А Танькой ее еще до рождения назвали. У ее мамы-кошки была длинная-длинная родословная. Там была прапрапрабабка Тонька, прапрабабка Тишка, прабабка Тинка, бабка Тамарка и сама мама-кошка – Тоська. Всех кошек в этой родословной звали на «Тэ». Вот и Таньке еще до рождения имя такое королевское придумали – на «Тэ», а как родилась – окрестили и в новую родословную записали.
Таньке, конечно, нравилось, что у нее своя Принцесса была, и Королева тоже, все кусочки курочки подкладывала, и даже Король. Ходила она по дворцу как главная. На кухню зайдет, посмотрит-понюхает, что там на обед готовят; в казну королевскую заглянет – там можно было с камушками красивыми и монетками золотыми играть; на конюшню сходит, там у Таньки друг был, даже два. Могучий конь Василий, его еще до рождения так называли, все кони королевские такие имена – на «Вэ» – получали, и ослик Заморыш. Этот, конечно, не королевских кровей был, простой. Но добрый и, главное, Таньку очень любил.
Заморышем его конюхи прозвали, его из-за моря привезли, из далекой страны – особая порода, у нас таких нету. Обычные ослики – упрямые и кричат дурным голосом, а Заморыш – нет, не кричал. Он целыми днями морковку хрумкал, а ночью – спал. Но в том-то и секрет, что ослик был простой-простой, да не очень. Волшебный! Если ровно в полночь к нему тихо-тихо подойти и за хвост дернуть, у него из-под хвоста золотые монетки начинали сыпаться, новенькие, с портретом короля золотые, так блестели на солнце, что хоть глаза не открывай. Король его в далекой стране у одного Султана на ковер-самолет выменял. Ковер-самолет – вещь, конечно, полезная, только денег от него – никаких. А ослик Заморыш – другое дело: как у Короля в казне монеток мало собиралось (Танька про это своими глазами видела, ей на игру не хватало, катать было нечего), так Король со свитой в шерстяных тапочках ночью подкрадывался к ослику… и за хвост его, за хвост, так что золотые во все стороны катились, раскатывались.
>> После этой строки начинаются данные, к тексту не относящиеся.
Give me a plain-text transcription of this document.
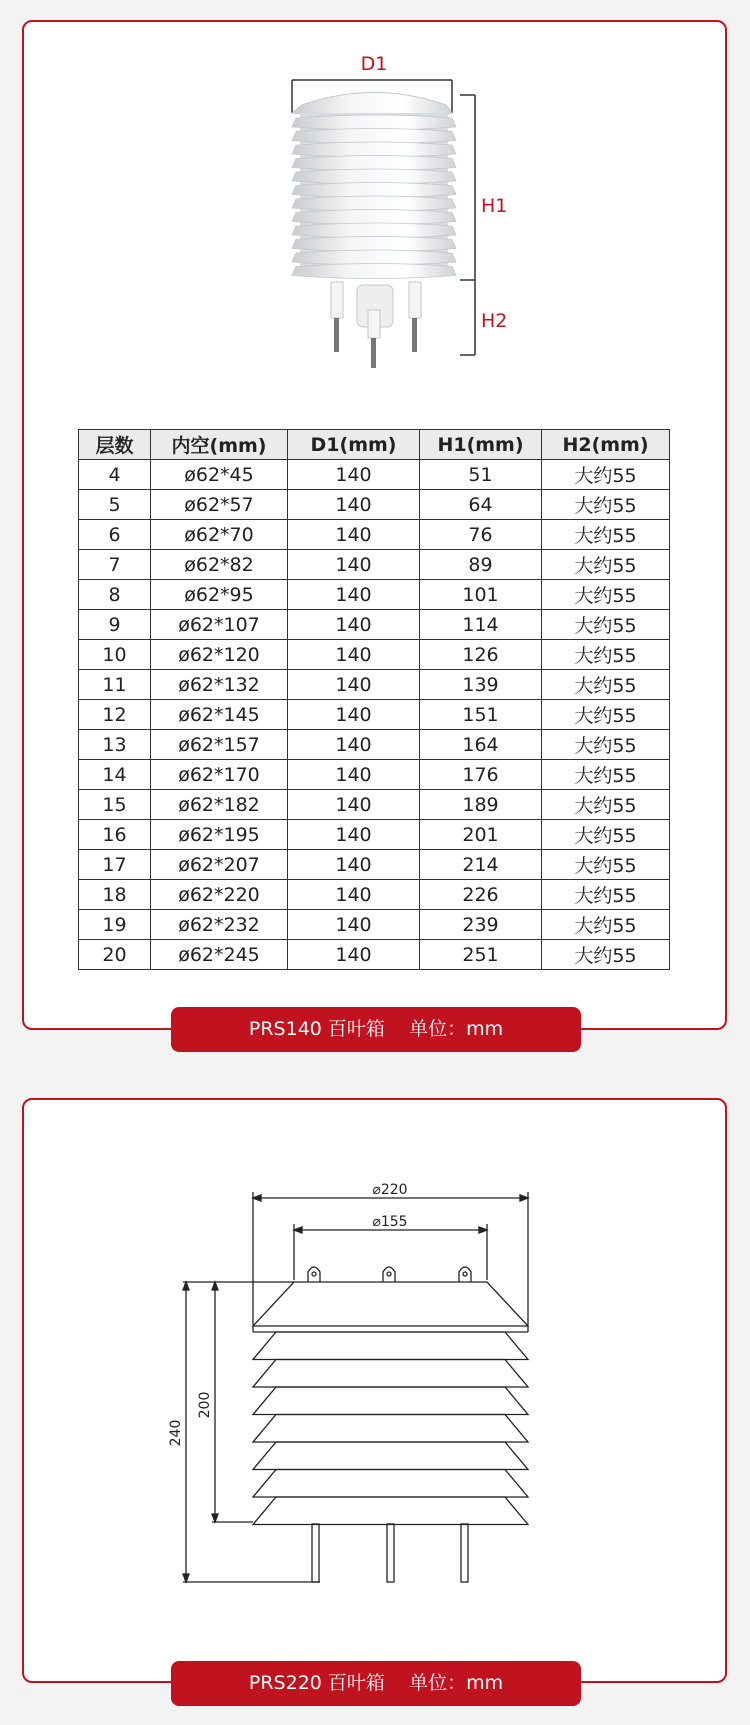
D1
H1
H2
层数	内空(mm)	D1(mm)	H1(mm)	H2(mm)
4	ø62*45	140	51	大约55
5	ø62*57	140	64	大约55
6	ø62*70	140	76	大约55
7	ø62*82	140	89	大约55
8	ø62*95	140	101	大约55
9	ø62*107	140	114	大约55
10	ø62*120	140	126	大约55
11	ø62*132	140	139	大约55
12	ø62*145	140	151	大约55
13	ø62*157	140	164	大约55
14	ø62*170	140	176	大约55
15	ø62*182	140	189	大约55
16	ø62*195	140	201	大约55
17	ø62*207	140	214	大约55
18	ø62*220	140	226	大约55
19	ø62*232	140	239	大约55
20	ø62*245	140	251	大约55
PRS140 百叶箱    单位：mm
⌀220
⌀155
240
200
PRS220 百叶箱    单位：mm
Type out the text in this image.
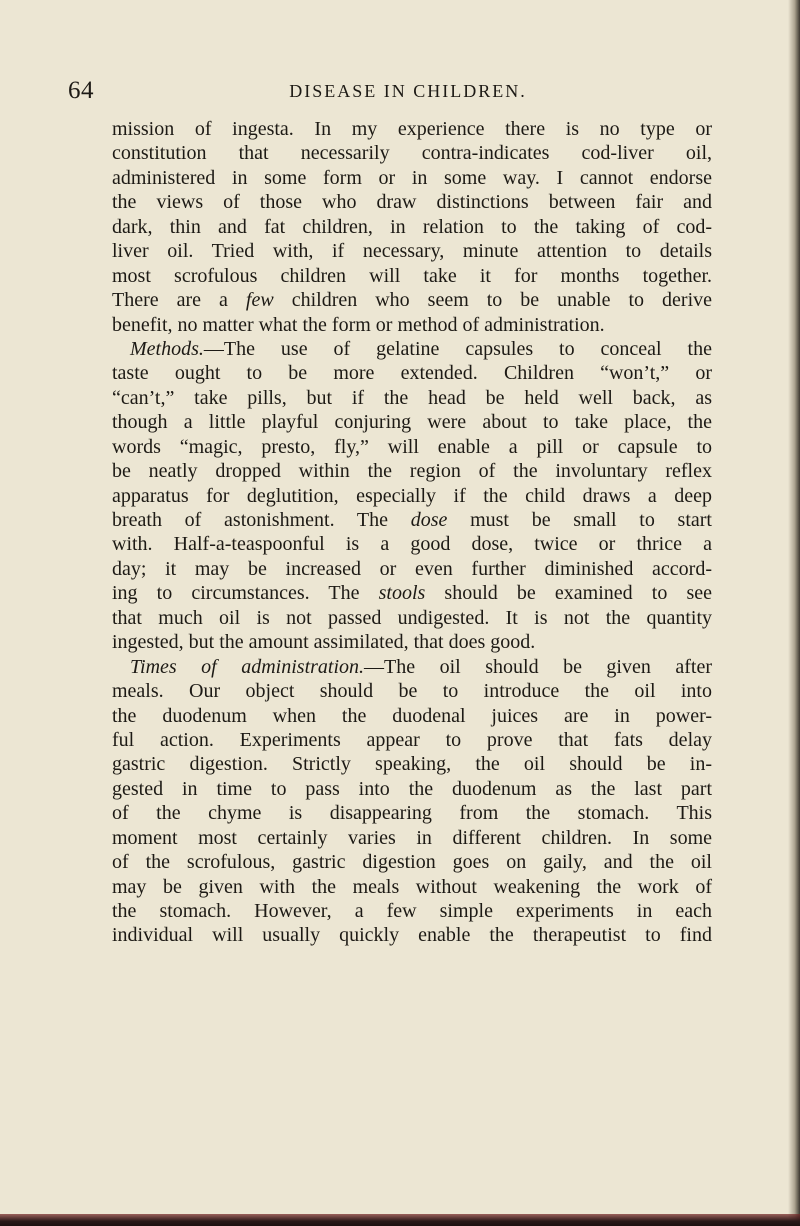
64	DISEASE IN CHILDREN.
mission of ingesta. In my experience there is no type or
constitution that necessarily contra-indicates cod-liver oil,
administered in some form or in some way. I cannot endorse
the views of those who draw distinctions between fair and
dark, thin and fat children, in relation to the taking of cod-
liver oil. Tried with, if necessary, minute attention to details
most scrofulous children will take it for months together.
There are a few children who seem to be unable to derive
benefit, no matter what the form or method of administration.
Methods.—The use of gelatine capsules to conceal the
taste ought to be more extended. Children “won’t,” or
“can’t,” take pills, but if the head be held well back, as
though a little playful conjuring were about to take place, the
words “magic, presto, fly,” will enable a pill or capsule to
be neatly dropped within the region of the involuntary reflex
apparatus for deglutition, especially if the child draws a deep
breath of astonishment. The dose must be small to start
with. Half-a-teaspoonful is a good dose, twice or thrice a
day; it may be increased or even further diminished accord-
ing to circumstances. The stools should be examined to see
that much oil is not passed undigested. It is not the quantity
ingested, but the amount assimilated, that does good.
Times of administration.—The oil should be given after
meals. Our object should be to introduce the oil into
the duodenum when the duodenal juices are in power-
ful action. Experiments appear to prove that fats delay
gastric digestion. Strictly speaking, the oil should be in-
gested in time to pass into the duodenum as the last part
of the chyme is disappearing from the stomach. This
moment most certainly varies in different children. In some
of the scrofulous, gastric digestion goes on gaily, and the oil
may be given with the meals without weakening the work of
the stomach. However, a few simple experiments in each
individual will usually quickly enable the therapeutist to find
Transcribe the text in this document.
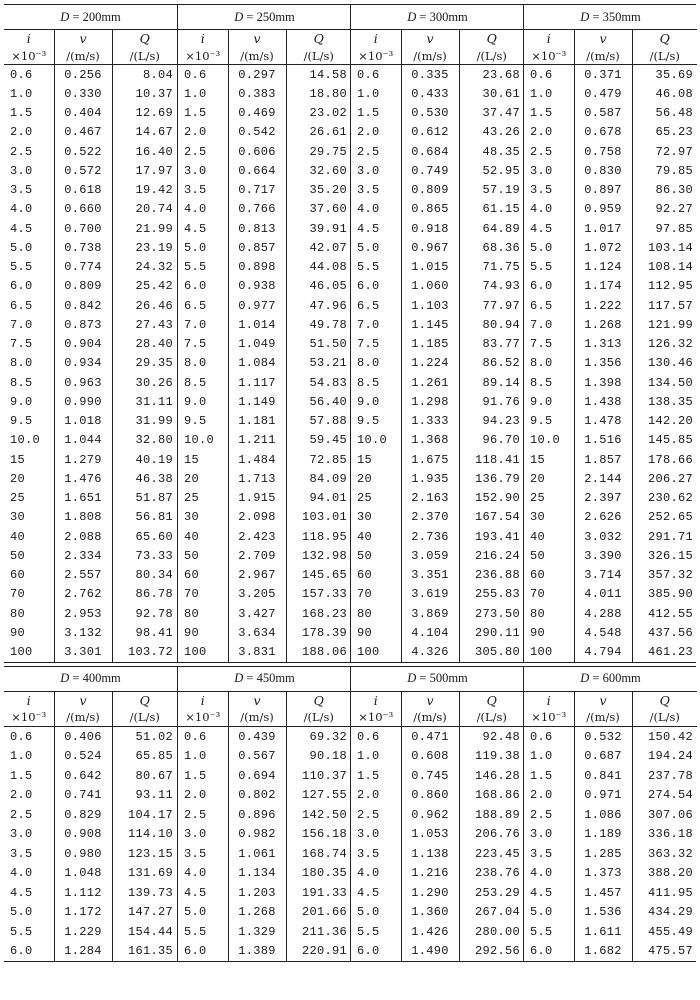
D = 200mm		
i	v	Q
×10⁻³	/(m/s)	/(L/s)
0.6	0.256	8.04
1.0	0.330	10.37
1.5	0.404	12.69
2.0	0.467	14.67
2.5	0.522	16.40
3.0	0.572	17.97
3.5	0.618	19.42
4.0	0.660	20.74
4.5	0.700	21.99
5.0	0.738	23.19
5.5	0.774	24.32
6.0	0.809	25.42
6.5	0.842	26.46
7.0	0.873	27.43
7.5	0.904	28.40
8.0	0.934	29.35
8.5	0.963	30.26
9.0	0.990	31.11
9.5	1.018	31.99
10.0	1.044	32.80
15	1.279	40.19
20	1.476	46.38
25	1.651	51.87
30	1.808	56.81
40	2.088	65.60
50	2.334	73.33
60	2.557	80.34
70	2.762	86.78
80	2.953	92.78
90	3.132	98.41
100	3.301	103.72
D = 250mm		
i	v	Q
×10⁻³	/(m/s)	/(L/s)
0.6	0.297	14.58
1.0	0.383	18.80
1.5	0.469	23.02
2.0	0.542	26.61
2.5	0.606	29.75
3.0	0.664	32.60
3.5	0.717	35.20
4.0	0.766	37.60
4.5	0.813	39.91
5.0	0.857	42.07
5.5	0.898	44.08
6.0	0.938	46.05
6.5	0.977	47.96
7.0	1.014	49.78
7.5	1.049	51.50
8.0	1.084	53.21
8.5	1.117	54.83
9.0	1.149	56.40
9.5	1.181	57.88
10.0	1.211	59.45
15	1.484	72.85
20	1.713	84.09
25	1.915	94.01
30	2.098	103.01
40	2.423	118.95
50	2.709	132.98
60	2.967	145.65
70	3.205	157.33
80	3.427	168.23
90	3.634	178.39
100	3.831	188.06
D = 300mm		
i	v	Q
×10⁻³	/(m/s)	/(L/s)
0.6	0.335	23.68
1.0	0.433	30.61
1.5	0.530	37.47
2.0	0.612	43.26
2.5	0.684	48.35
3.0	0.749	52.95
3.5	0.809	57.19
4.0	0.865	61.15
4.5	0.918	64.89
5.0	0.967	68.36
5.5	1.015	71.75
6.0	1.060	74.93
6.5	1.103	77.97
7.0	1.145	80.94
7.5	1.185	83.77
8.0	1.224	86.52
8.5	1.261	89.14
9.0	1.298	91.76
9.5	1.333	94.23
10.0	1.368	96.70
15	1.675	118.41
20	1.935	136.79
25	2.163	152.90
30	2.370	167.54
40	2.736	193.41
50	3.059	216.24
60	3.351	236.88
70	3.619	255.83
80	3.869	273.50
90	4.104	290.11
100	4.326	305.80
D = 350mm		
i	v	Q
×10⁻³	/(m/s)	/(L/s)
0.6	0.371	35.69
1.0	0.479	46.08
1.5	0.587	56.48
2.0	0.678	65.23
2.5	0.758	72.97
3.0	0.830	79.85
3.5	0.897	86.30
4.0	0.959	92.27
4.5	1.017	97.85
5.0	1.072	103.14
5.5	1.124	108.14
6.0	1.174	112.95
6.5	1.222	117.57
7.0	1.268	121.99
7.5	1.313	126.32
8.0	1.356	130.46
8.5	1.398	134.50
9.0	1.438	138.35
9.5	1.478	142.20
10.0	1.516	145.85
15	1.857	178.66
20	2.144	206.27
25	2.397	230.62
30	2.626	252.65
40	3.032	291.71
50	3.390	326.15
60	3.714	357.32
70	4.011	385.90
80	4.288	412.55
90	4.548	437.56
100	4.794	461.23
D = 400mm		
i	v	Q
×10⁻³	/(m/s)	/(L/s)
0.6	0.406	51.02
1.0	0.524	65.85
1.5	0.642	80.67
2.0	0.741	93.11
2.5	0.829	104.17
3.0	0.908	114.10
3.5	0.980	123.15
4.0	1.048	131.69
4.5	1.112	139.73
5.0	1.172	147.27
5.5	1.229	154.44
6.0	1.284	161.35
D = 450mm		
i	v	Q
×10⁻³	/(m/s)	/(L/s)
0.6	0.439	69.32
1.0	0.567	90.18
1.5	0.694	110.37
2.0	0.802	127.55
2.5	0.896	142.50
3.0	0.982	156.18
3.5	1.061	168.74
4.0	1.134	180.35
4.5	1.203	191.33
5.0	1.268	201.66
5.5	1.329	211.36
6.0	1.389	220.91
D = 500mm		
i	v	Q
×10⁻³	/(m/s)	/(L/s)
0.6	0.471	92.48
1.0	0.608	119.38
1.5	0.745	146.28
2.0	0.860	168.86
2.5	0.962	188.89
3.0	1.053	206.76
3.5	1.138	223.45
4.0	1.216	238.76
4.5	1.290	253.29
5.0	1.360	267.04
5.5	1.426	280.00
6.0	1.490	292.56
D = 600mm		
i	v	Q
×10⁻³	/(m/s)	/(L/s)
0.6	0.532	150.42
1.0	0.687	194.24
1.5	0.841	237.78
2.0	0.971	274.54
2.5	1.086	307.06
3.0	1.189	336.18
3.5	1.285	363.32
4.0	1.373	388.20
4.5	1.457	411.95
5.0	1.536	434.29
5.5	1.611	455.49
6.0	1.682	475.57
И свита под командой Казначея те монетки собирала в большую корзину и волокла в казну – чтобы Таньке было чем играть. И Король тоже монетки любил. Еще бы, на каждой его портрет был – с одной стороны анфас, а с другой в профиль. И блестели они, хоть целый день глаза жмурь.
Ослик после этого нехорошо себя чувствовал, дня три или четыре болел. Но что делать! Деньги королевству порой позарез нужны, вот и дергали Заморыша за хвост. Каждый день нельзя было дергать, но раз в неделю или две обязательно дергали. Терпел он это стойко – знал, что такое ему предназначение. Хорошо еще, что тихий был и, главное, Таньку любил очень.
Могучий конь Василий тоже Таньку любил нежно, особенно, когда забиралась она на его могучую шею и коготками расчесывала его густющую гриву. А когти у Таньки были длинные, иногда даже царапали Василия сквозь гриву. Иной бы конь дергаться начал, но Василий только жмурился от счастья и урчал, будто не конь он, а могучий кот.
Но все же был он конем и тоже простым-простым, да не очень, как и Заморыш – волшебным немного. Золотых монет он, правда, не давал, хоть сто раз его за хвост дергай. Да и не было таких смелых, чтоб Василия за хвост дергать: копыта у него были пудовые, так мог ногой лягнуть, что поминай как звали. Впрочем, охотников проверять не нашлось. Даже Король подходил к Василию с опаской, хоть и знал, что конь ему верно служит и лягать уж, точно, не станет. Король потому с опаской подходил, что конь был повыше Его Величества вершков на девять, а то и на все пятнадцать. Его Величество даже взобраться на Василия просто так не мог. Слуги выстраивали у правого бока коня лесенку небольшую, по которой шаг-другой-третий и мог дотянуться Король до стремени, чуть покряхтеть и с пятой попытки закинуть ногу на могучую спину под седлом с серебряными звездочками и золотыми солнышками.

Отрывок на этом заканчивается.